Douglas Trevor: Girls I Know (A Novel)
October 2, 2013 by David
Filed under Fiction, WritersCast
978-0983150534 – Sixoneseven Books – paperback – May 1, 2013 – $15.95 (ebook versions available at lower prices)
A debut novel set in Boston, Girls I Know has an unusual narrative structure that sometimes feels like a love song to the city of Boston as much as a novel about the protagonist, tortured failed graduate student, Walt Steadman. Walt is a classic nebbish – dropped out of graduate school writing a thesis on an obscure poetic subject, making his living now as a sperm donor and doing odd jobs.
Walt is painfully obsessive – as a way to channel his feelings of failure and indirection. He goes to the same small coffee shop for breakfast almost every day, where he befriends the owners and their daughter, Mercedes.
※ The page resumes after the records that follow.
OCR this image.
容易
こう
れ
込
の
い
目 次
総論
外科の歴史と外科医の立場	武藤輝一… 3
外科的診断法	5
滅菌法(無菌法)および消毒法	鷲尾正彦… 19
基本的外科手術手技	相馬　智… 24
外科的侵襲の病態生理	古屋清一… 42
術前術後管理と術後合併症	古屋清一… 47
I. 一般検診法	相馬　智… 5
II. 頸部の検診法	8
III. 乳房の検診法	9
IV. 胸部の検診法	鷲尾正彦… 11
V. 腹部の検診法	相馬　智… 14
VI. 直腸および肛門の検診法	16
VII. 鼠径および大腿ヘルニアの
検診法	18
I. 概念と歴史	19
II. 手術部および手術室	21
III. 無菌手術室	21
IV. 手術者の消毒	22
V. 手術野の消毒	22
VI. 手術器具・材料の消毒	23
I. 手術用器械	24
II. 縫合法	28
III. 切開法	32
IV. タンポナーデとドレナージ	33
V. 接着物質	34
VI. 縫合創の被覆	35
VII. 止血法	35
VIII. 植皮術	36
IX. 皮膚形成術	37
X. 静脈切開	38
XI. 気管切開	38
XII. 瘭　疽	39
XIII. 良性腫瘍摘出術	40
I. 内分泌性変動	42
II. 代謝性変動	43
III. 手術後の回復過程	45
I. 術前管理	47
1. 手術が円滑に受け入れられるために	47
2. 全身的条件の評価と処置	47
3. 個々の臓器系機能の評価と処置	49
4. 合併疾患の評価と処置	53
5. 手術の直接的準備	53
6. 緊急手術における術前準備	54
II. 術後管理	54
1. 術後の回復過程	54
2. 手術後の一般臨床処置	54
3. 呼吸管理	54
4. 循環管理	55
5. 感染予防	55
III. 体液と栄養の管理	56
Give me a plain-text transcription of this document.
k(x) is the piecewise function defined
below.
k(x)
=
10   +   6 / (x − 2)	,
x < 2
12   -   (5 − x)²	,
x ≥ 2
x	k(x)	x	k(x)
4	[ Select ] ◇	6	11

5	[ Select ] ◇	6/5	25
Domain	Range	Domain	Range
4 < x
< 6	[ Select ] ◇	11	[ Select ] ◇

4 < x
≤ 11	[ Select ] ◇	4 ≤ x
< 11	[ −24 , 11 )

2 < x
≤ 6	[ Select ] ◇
He loves Boston in an obsessive way too. The real story of the novel begins when Walt is survives a terrible shooting at his favorite restaurant which leaves four people dead, including his friends.
Now he is forced to confront himself and in his recovery, try to find the self he has buried in his self indulgent lifestyle. The girls he knows are both complicated – the effervescent Ginger Newton, Harvard undergraduate – another obsessive, but a much more active one, she is writing a book called Girls I Know about women and their jobs and the heartbroken and speechless Mercedes, whose parents are now dead. How he interacts with these two “girls” on his path to self discovery and redemption are what this book is really about.
I liked this book much more than I initially thought I would (coming of age stories are not usually my forte as a reader). Trevor is a very good storyteller, and his characters are all interesting and well drawn. And his Boston comes to life throughout the book. Trevor knows his way around characters and places and his writing is strong. His collection of short fiction, The Thin Tear In The Fabric Of Space, won the Iowa Short Fiction award in 2005. Author website here. Kudos to this independent publisher, Sixoneseven, for doing an excellent production job and a serious effort to market and promote a very good book.